Finding good in the bad

Bush decision was wrong with exception

By Tony Staley
Compass Editor

Pres. George W. Bush's decision to allow federal funding of embryonic stem-cell research on already established stem-cell lines is disappointing both because it is morally wrong and because it violates a campaign promise.

But as disappointing and wrong as Bush's decision is, the naming of University of Chicago professor Leon Kass to head a bioethics council to review this and other developments in bio-medical and behavioral science and technology is encouraging.

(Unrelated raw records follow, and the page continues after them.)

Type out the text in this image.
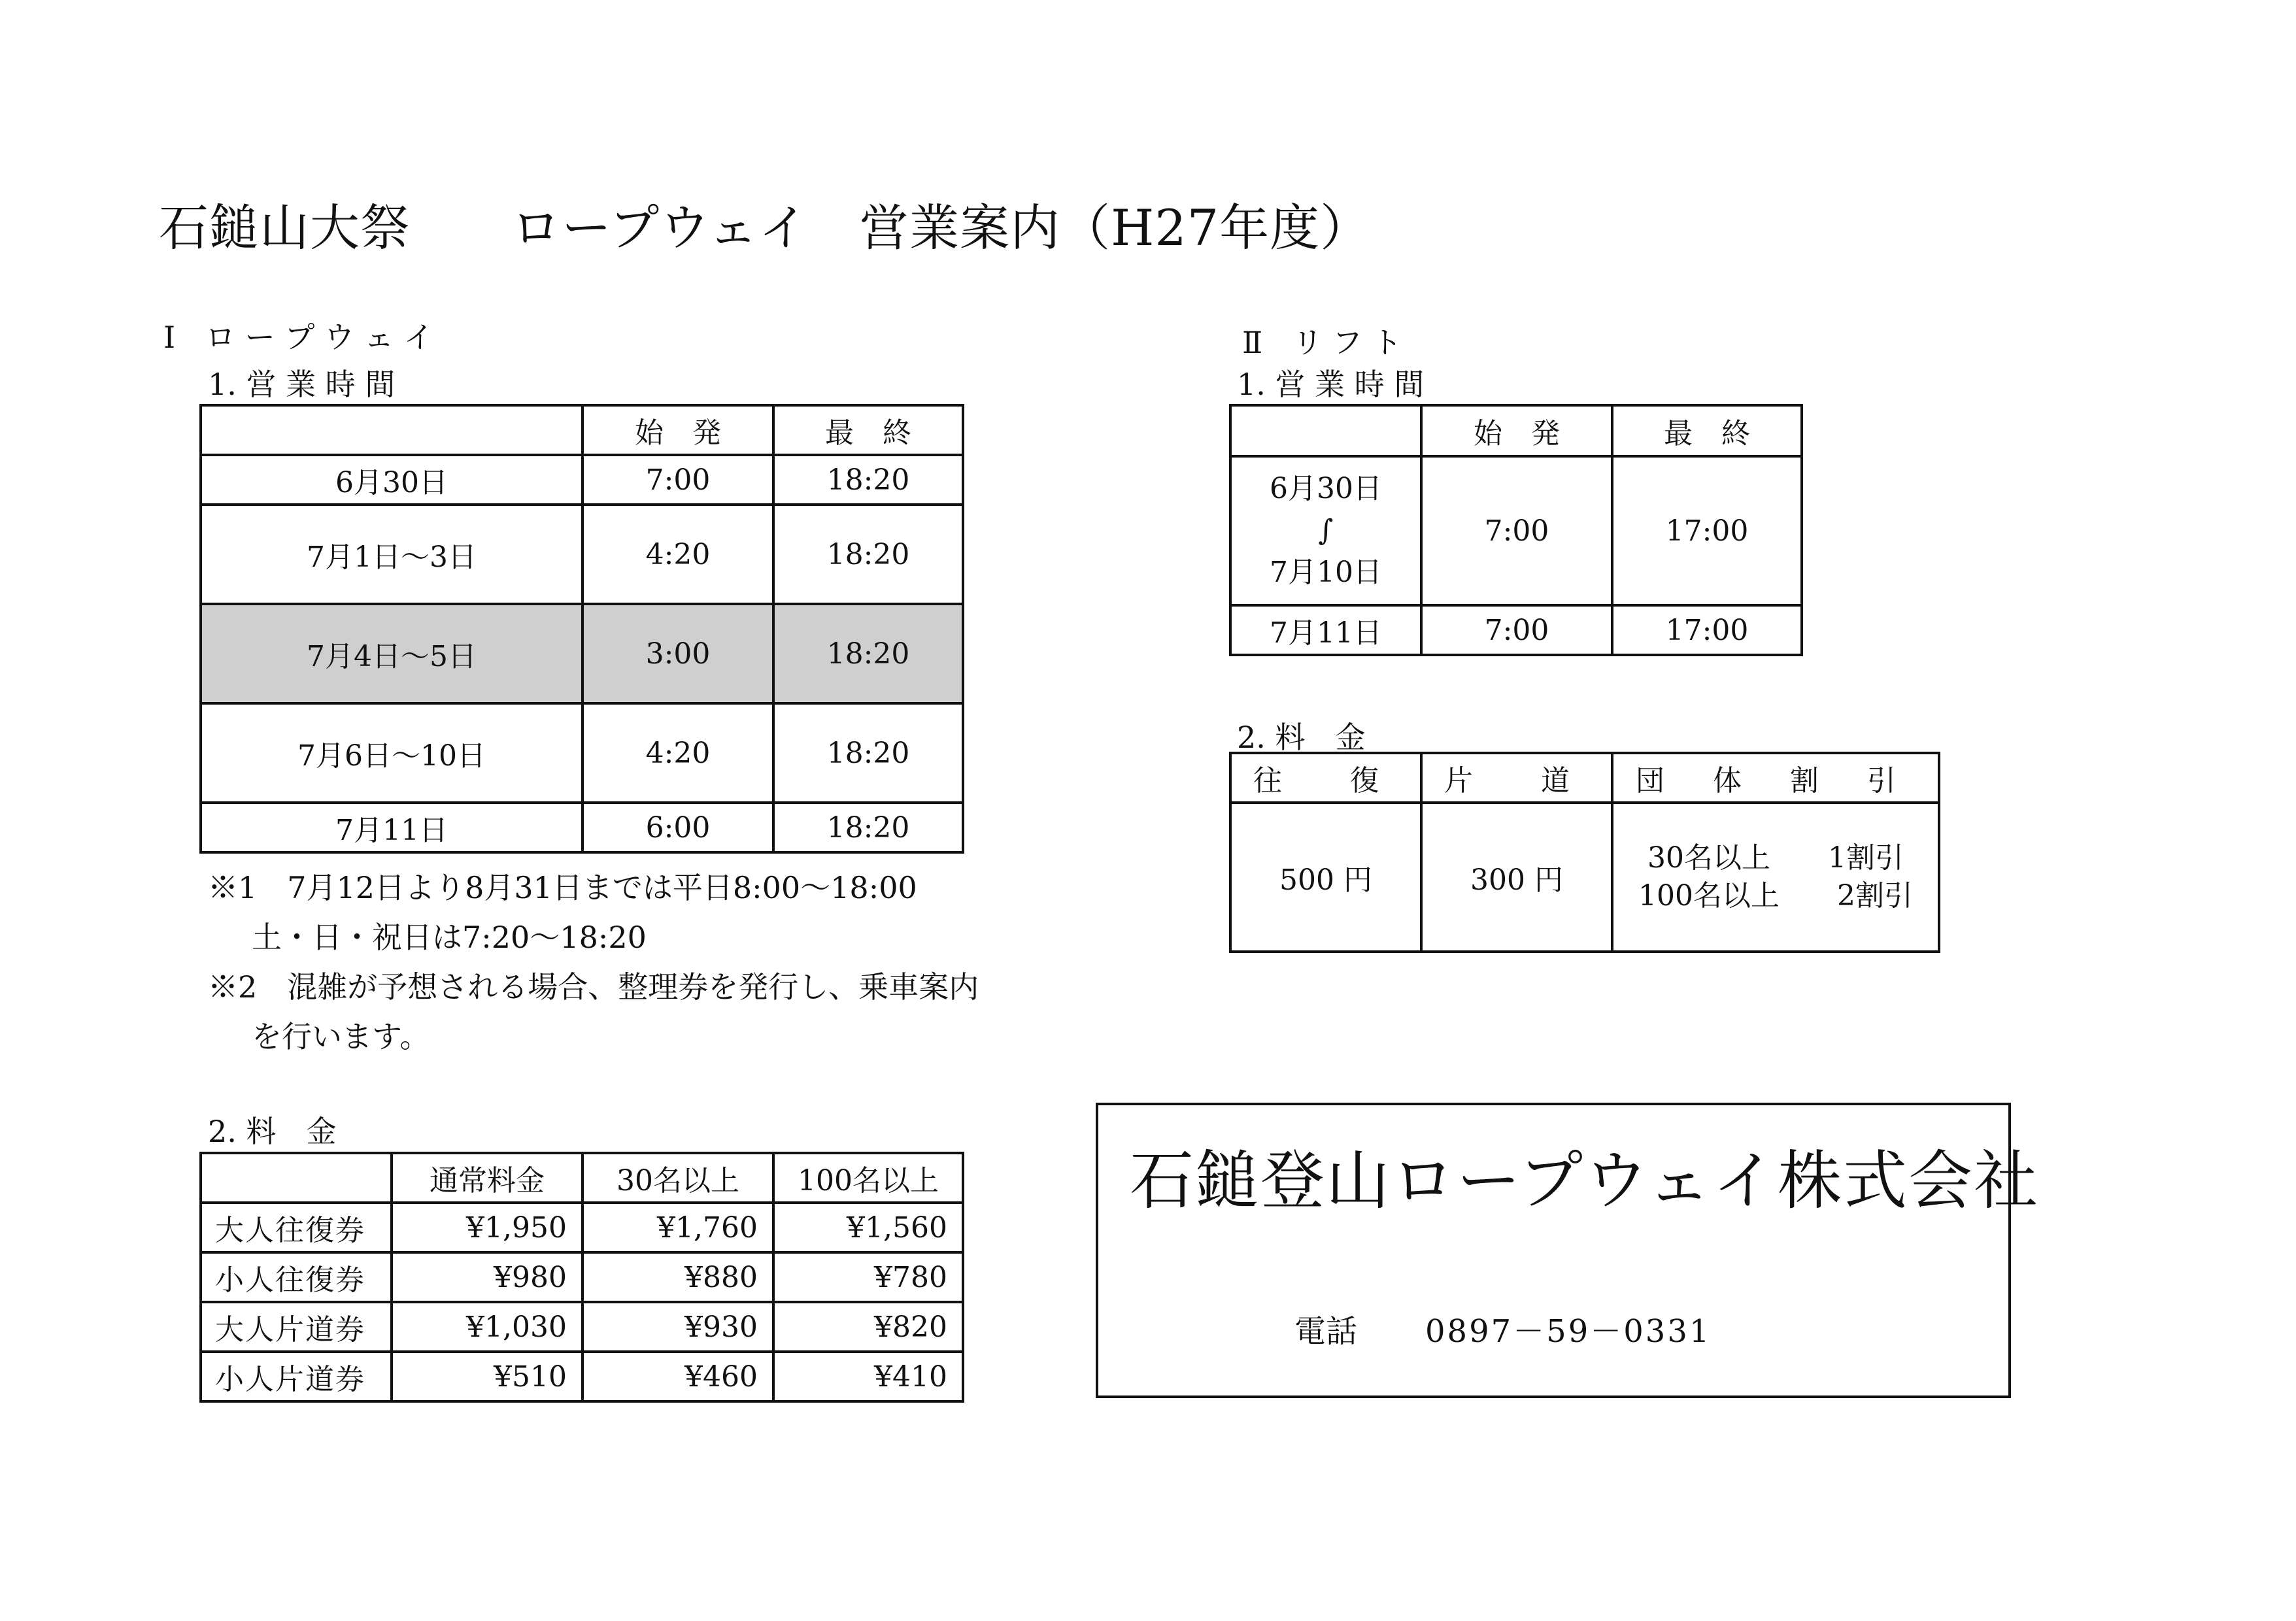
石鎚山大祭　　ロープウェイ　営業案内（H27年度）
Ⅰ　ロ ー プ ウ ェ イ
1. 営 業 時 間
	始　発	最　終
6月30日	7:00	18:20
7月1日～3日	4:20	18:20
7月4日～5日	3:00	18:20
7月6日～10日	4:20	18:20
7月11日	6:00	18:20
※1　7月12日より8月31日までは平日8:00～18:00
土・日・祝日は7:20～18:20
※2　混雑が予想される場合、整理券を発行し、乗車案内
を行います。
2. 料　金
	通常料金	30名以上	100名以上
大人往復券	¥1,950	¥1,760	¥1,560
小人往復券	¥980	¥880	¥780
大人片道券	¥1,030	¥930	¥820
小人片道券	¥510	¥460	¥410
Ⅱ　リ フ ト
1. 営 業 時 間
	始　発	最　終

6月30日
∫
7月10日	7:00	17:00
7月11日	7:00	17:00
2. 料　金
往　復	片　道	団 体 割 引
500 円	300 円	30名以上　　1割引
100名以上　　2割引
石鎚登山ロープウェイ株式会社
電話 0897－59－0331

Kass, who opposes embryonic stem-cell research and human cloning, will lead a council that replaces Pres. Clinton's National Bioethics Advisory Commission. The council will study the human and moral ramifications of embryo and stem-cell research, assisted reproduction, cloning, genetic screening, gene therapy, euthanasia, psychoactive drugs, and brain implants.

Kass and his wife of 40 years, Amy, have team-taught a seminar at the University of Chicago on the ethics of courtship. In 1999, they addressed a major Catholic gathering in Washington sponsored by the Pontifical Council for the Family and the U.S. bishops' Committee for Pro-Life Activities.

Bush now needs to make sure that a majority of his remaining appointments to his new bioethics council will have views in line with those of Kass.